Yuga Labs, the parent company of “Bored Ape Yacht Club” (BAYC), seems to be slowly losing its once unshakable dominance in the NFT market. Although BAYC is still the largest NFT collection in terms of trading volume, only two Yuga Labs ecosystems made it into the top ten NFT collections in July. This is in stark contrast to a few months ago, raising an interesting question: Are we witnessing the end of Yuga Labs’ monopoly and the rise of a more diverse NFT industry?

However, it should be noted that although Azuki has three ecological series in the top 10 in terms of transaction volume, Azuki has not fully recovered from the slump of the previous month. Only the sales of Azuki Elementals achieved a strong growth of 55%.

5. Loss of $363 million due to vulnerabilities and hacker attacks in July

According to the latest data from REKT, July 2023 was a turbulent month for the Web3 world, with a total of 47 vulnerability incidents causing a total loss of up to $363 million, setting a record high for such incidents this year. Ethereum suffered the most attacks, reaching 29 times, followed by 13 times on the BNB chain, and the rest occurred on other blockchains such as Avalanche.

Among them, two vulnerability incidents involving Multichain and Curve were notable for their scale and impact. Although the past few months have been relatively calm, several security incidents in July highlighted the continued importance of security measures in the Web3 industry. In the rapidly evolving digital environment, security is always a top priority.

Summary

July 2023 was a month of dynamic changes and relative contraction in the cryptocurrency industry. Although the decrease in the number of daily active independent wallets indicates a slight slowdown in market activity, the changes in various vertical fields indicate that the industry is constantly evolving.
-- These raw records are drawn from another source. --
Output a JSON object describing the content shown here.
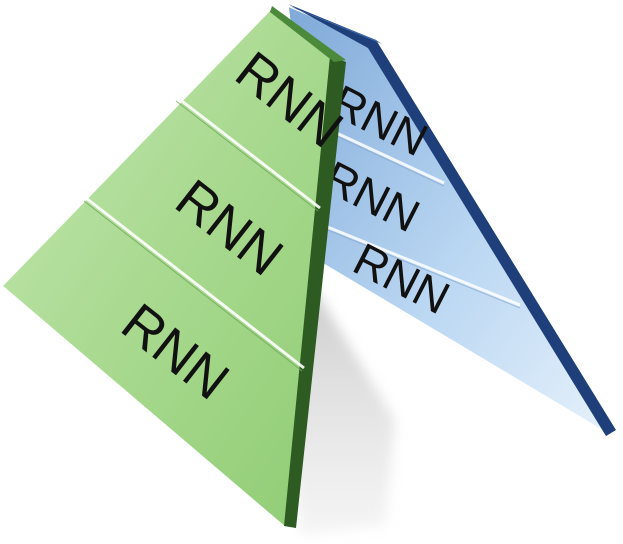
{
  "diagram": {
    "front_stack": {
      "color": "#a8d98f",
      "edge_color": "#2e5b22",
      "layers": [
        {
          "label": "RNN"
        },
        {
          "label": "RNN"
        },
        {
          "label": "RNN"
        }
      ]
    },
    "back_stack": {
      "color": "#b9d6f2",
      "edge_color": "#1e3f7a",
      "layers": [
        {
          "label": "RNN"
        },
        {
          "label": "RNN"
        },
        {
          "label": "RNN"
        }
      ]
    }
  }
}
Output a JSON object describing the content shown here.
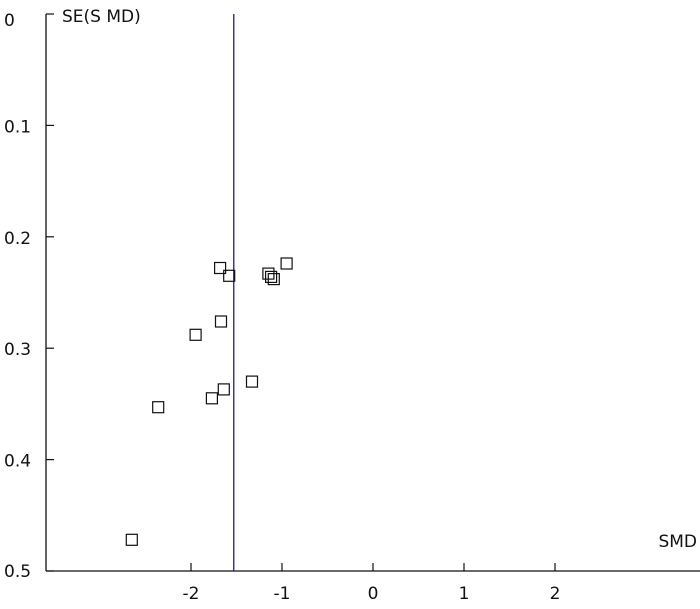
{
  "chart_data": {
    "type": "scatter",
    "xlabel": "SMD",
    "ylabel": "SE(S MD)",
    "xlim": [
      -3.5,
      3.6
    ],
    "ylim": [
      0,
      0.5
    ],
    "y_inverted": true,
    "x_ticks": [
      {
        "value": -2,
        "label": "-2"
      },
      {
        "value": -1,
        "label": "-1"
      },
      {
        "value": 0,
        "label": "0"
      },
      {
        "value": 1,
        "label": "1"
      },
      {
        "value": 2,
        "label": "2"
      }
    ],
    "y_ticks": [
      {
        "value": 0,
        "label": "0"
      },
      {
        "value": 0.1,
        "label": "0.1"
      },
      {
        "value": 0.2,
        "label": "0.2"
      },
      {
        "value": 0.3,
        "label": "0.3"
      },
      {
        "value": 0.4,
        "label": "0.4"
      },
      {
        "value": 0.5,
        "label": "0.5"
      }
    ],
    "reference_line_x": -1.53,
    "points": [
      {
        "x": -1.68,
        "y": 0.228
      },
      {
        "x": -1.58,
        "y": 0.235
      },
      {
        "x": -1.15,
        "y": 0.233
      },
      {
        "x": -1.12,
        "y": 0.236
      },
      {
        "x": -1.09,
        "y": 0.238
      },
      {
        "x": -0.95,
        "y": 0.224
      },
      {
        "x": -1.67,
        "y": 0.276
      },
      {
        "x": -1.95,
        "y": 0.288
      },
      {
        "x": -1.33,
        "y": 0.33
      },
      {
        "x": -1.64,
        "y": 0.337
      },
      {
        "x": -1.77,
        "y": 0.345
      },
      {
        "x": -2.36,
        "y": 0.353
      },
      {
        "x": -2.65,
        "y": 0.472
      }
    ],
    "grid": false,
    "marker": "open-square",
    "colors": {
      "axis": "#111111",
      "marker": "#111111",
      "reference_line": "#1f1a8c"
    }
  }
}
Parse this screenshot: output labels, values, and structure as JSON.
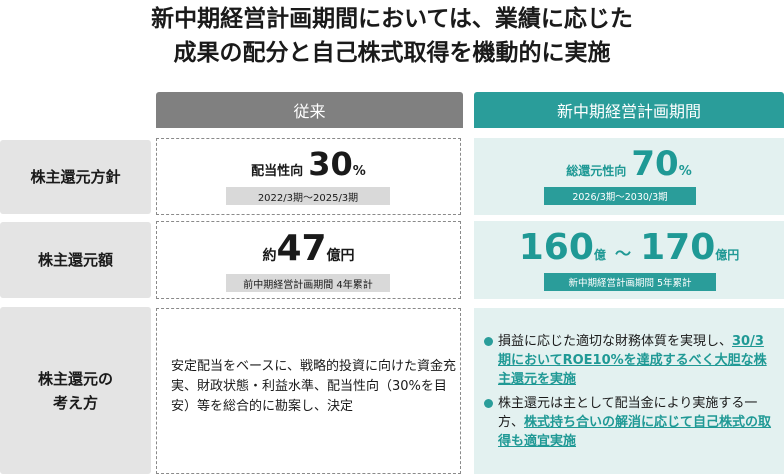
{
  "title": {
    "line1": "新中期経営計画期間においては、業績に応じた",
    "line2": "成果の配分と自己株式取得を機動的に実施"
  },
  "columns": {
    "old": "従来",
    "new": "新中期経営計画期間"
  },
  "rows": {
    "policy": {
      "label": "株主還元方針",
      "old": {
        "prefix": "配当性向",
        "value": "30",
        "unit": "%",
        "period": "2022/3期～2025/3期"
      },
      "new": {
        "prefix": "総還元性向",
        "value": "70",
        "unit": "%",
        "period": "2026/3期～2030/3期"
      }
    },
    "amount": {
      "label": "株主還元額",
      "old": {
        "prefix": "約",
        "value": "47",
        "unit": "億円",
        "note": "前中期経営計画期間 4年累計"
      },
      "new": {
        "value_low": "160",
        "unit_low": "億",
        "tilde": "～",
        "value_high": "170",
        "unit_high": "億円",
        "note": "新中期経営計画期間 5年累計"
      }
    },
    "approach": {
      "label_line1": "株主還元の",
      "label_line2": "考え方",
      "old_text": "安定配当をベースに、戦略的投資に向けた資金充実、財政状態・利益水準、配当性向（30%を目安）等を総合的に勘案し、決定",
      "bullet1_plain": "損益に応じた適切な財務体質を実現し、",
      "bullet1_emph": "30/3期においてROE10%を達成するべく大胆な株主還元を実施",
      "bullet2_plain": "株主還元は主として配当金により実施する一方、",
      "bullet2_emph": "株式持ち合いの解消に応じて自己株式の取得も適宜実施"
    }
  },
  "colors": {
    "teal": "#2a9d9a",
    "teal_text": "#1f9995",
    "grey_header": "#808080",
    "label_bg": "#e4e4e4",
    "teal_bg": "#e3f1f0"
  }
}
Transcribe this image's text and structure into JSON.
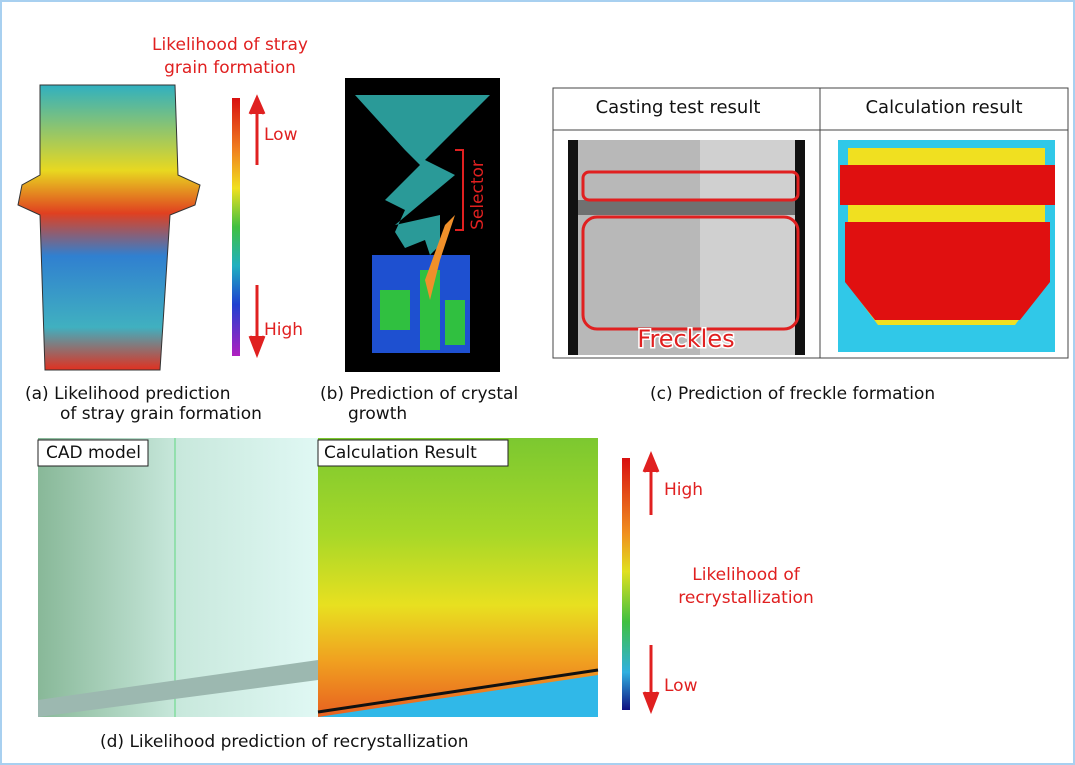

The revival of gaming dominance and the significant increase in trading activity on the Polygon platform clearly demonstrate the continued diversification and market resilience and adaptability of the blockchain and Web3 ecosystems. Although DeFi and NFTs experienced a downturn in July, they did not come to a halt. The growth in the DeFi field and the NFT market continue to follow trends, and practitioners are actively seeking new potential growth paths. In fact, the decline in NFT trading volume may represent an industry readjustment rather than regression. With the continuous maturity and development of the industry, this transformation is likely to become the norm, as the importance of the market will change according to various factors.

Overall, the cryptocurrency industry still maintains a vibrant and rapidly changing pattern. Although certain trends and changes may appear negative, they actually reflect the ability of the cryptocurrency industry to innovate and adapt to changing user preferences and market conditions. Looking ahead, prioritizing security and maintaining innovation will be the key to a vibrant and long-term successful cryptocurrency ecosystem.

Some content in this article is compiled from Dapprader.